Students plowing through the doors of Chippewa Falls High School Friday morning couldn’t get by without hearing pleas from their cohorts standing behind tables lined with patriotic ribbons.

“Help your local veterans,” one would yell to her classmates. “All it takes is a penny,” shouted another.

Chi-Hi organizations including the American Club, the Apollo Club and the Flags for the Fallen History Travel Team set up stations at the main, Cardinal and staff entrances before 7:30 a.m. About 50 club members were involved in setting up the event that took any donations in exchange for ribbons.

About a dozen students manned the stations early Friday morning. “Why not?” asked Chi-Hi sophomore and American Club member Gwenyth Griggs. “We don’t mind getting here early for a good cause.”

Before Friday, members of the Apollo Club folded red, white and blue ribbons into bows and secured with pins. The students were then selling the pins to teachers, students and staff for open donations.

“With (the anniversary of) Pearl Harbor coming up, this is a way to help commemorate that and all veterans in all wars,” said American Club member and freshman Collin Prill.

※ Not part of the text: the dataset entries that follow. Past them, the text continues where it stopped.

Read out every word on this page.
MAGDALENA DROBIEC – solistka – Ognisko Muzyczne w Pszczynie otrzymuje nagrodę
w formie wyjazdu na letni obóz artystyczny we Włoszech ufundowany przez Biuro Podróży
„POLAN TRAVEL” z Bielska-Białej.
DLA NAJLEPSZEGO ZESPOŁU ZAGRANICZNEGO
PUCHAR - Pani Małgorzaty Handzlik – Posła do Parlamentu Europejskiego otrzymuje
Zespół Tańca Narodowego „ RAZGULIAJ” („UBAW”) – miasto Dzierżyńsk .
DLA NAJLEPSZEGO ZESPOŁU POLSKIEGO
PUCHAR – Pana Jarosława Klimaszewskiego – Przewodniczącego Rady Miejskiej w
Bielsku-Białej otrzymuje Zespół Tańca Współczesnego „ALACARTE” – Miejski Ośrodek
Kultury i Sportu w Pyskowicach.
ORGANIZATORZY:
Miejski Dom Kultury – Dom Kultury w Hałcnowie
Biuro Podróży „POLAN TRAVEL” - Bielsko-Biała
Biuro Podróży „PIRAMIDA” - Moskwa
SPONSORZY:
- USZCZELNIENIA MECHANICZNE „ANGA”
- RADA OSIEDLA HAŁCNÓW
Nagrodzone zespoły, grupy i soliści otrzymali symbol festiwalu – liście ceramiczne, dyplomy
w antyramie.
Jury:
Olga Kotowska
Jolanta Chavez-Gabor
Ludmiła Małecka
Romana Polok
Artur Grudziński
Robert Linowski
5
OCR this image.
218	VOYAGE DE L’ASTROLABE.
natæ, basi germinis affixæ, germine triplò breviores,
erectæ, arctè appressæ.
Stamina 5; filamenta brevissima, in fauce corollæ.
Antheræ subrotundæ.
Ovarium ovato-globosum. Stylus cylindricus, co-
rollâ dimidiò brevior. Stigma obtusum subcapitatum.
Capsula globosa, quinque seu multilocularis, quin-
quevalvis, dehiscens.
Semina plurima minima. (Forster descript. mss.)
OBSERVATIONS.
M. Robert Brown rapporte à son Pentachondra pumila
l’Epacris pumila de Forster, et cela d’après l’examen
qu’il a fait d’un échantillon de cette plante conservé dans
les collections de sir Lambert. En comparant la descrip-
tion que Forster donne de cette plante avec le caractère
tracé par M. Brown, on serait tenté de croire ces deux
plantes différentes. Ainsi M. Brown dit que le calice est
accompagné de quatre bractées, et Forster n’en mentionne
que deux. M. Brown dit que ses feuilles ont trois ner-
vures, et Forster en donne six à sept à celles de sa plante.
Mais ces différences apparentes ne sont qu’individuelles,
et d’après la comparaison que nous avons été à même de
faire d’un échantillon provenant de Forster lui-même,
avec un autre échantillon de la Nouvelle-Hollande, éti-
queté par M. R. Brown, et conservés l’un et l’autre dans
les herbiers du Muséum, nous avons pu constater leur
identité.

The donations will go towards helping local veterans. Last year was the first year of the event, where the students collected $520 that was donated to the Wisconsin Veterans Home in Chippewa Falls.

That money was put into the facility’s recreation fund.

“It’s really a unique thing we’re doing,” said freshman Grace Bebeau, another member of the American Club. “We’re helping out in our way.”

By 8:15 a.m., the American Club was already pulling from last year’s supply to fill the need.hire vets

“It surprised me how many donated,” said Christian Hickethler, a freshman member of the American Club and son of a Navy veteran. “It’s more than I expected.”

The American Club is an organization of students led by Todd Kornack, a Chi-Hi history teacher. The group is in the midst of several projects, including interviewing war veterans and exhibiting their findings at the Chippewa Valley Museum, completing a genealogical research project to be shown at Irvine Park and starting an American Club at Chippewa Falls Middle School.

Chi-Hi’s Flags for the Fallen History Travel Team, advised by history teacher John Kinville, also researches Chi-Hi graduates whose lives were lost while serving. The group fundraises throughout the school year and in June visits military sites to honor the veterans by placing U.S. flags at the gravesites.

Friday, the students also handed out a list of graduates from Chi-Hi who died in service. Kinville prepared the list of 39 names.

Griggs said the students at Chi-Hi respond well to events that support good causes.

“I hope that future events are as successful as this one,” she said.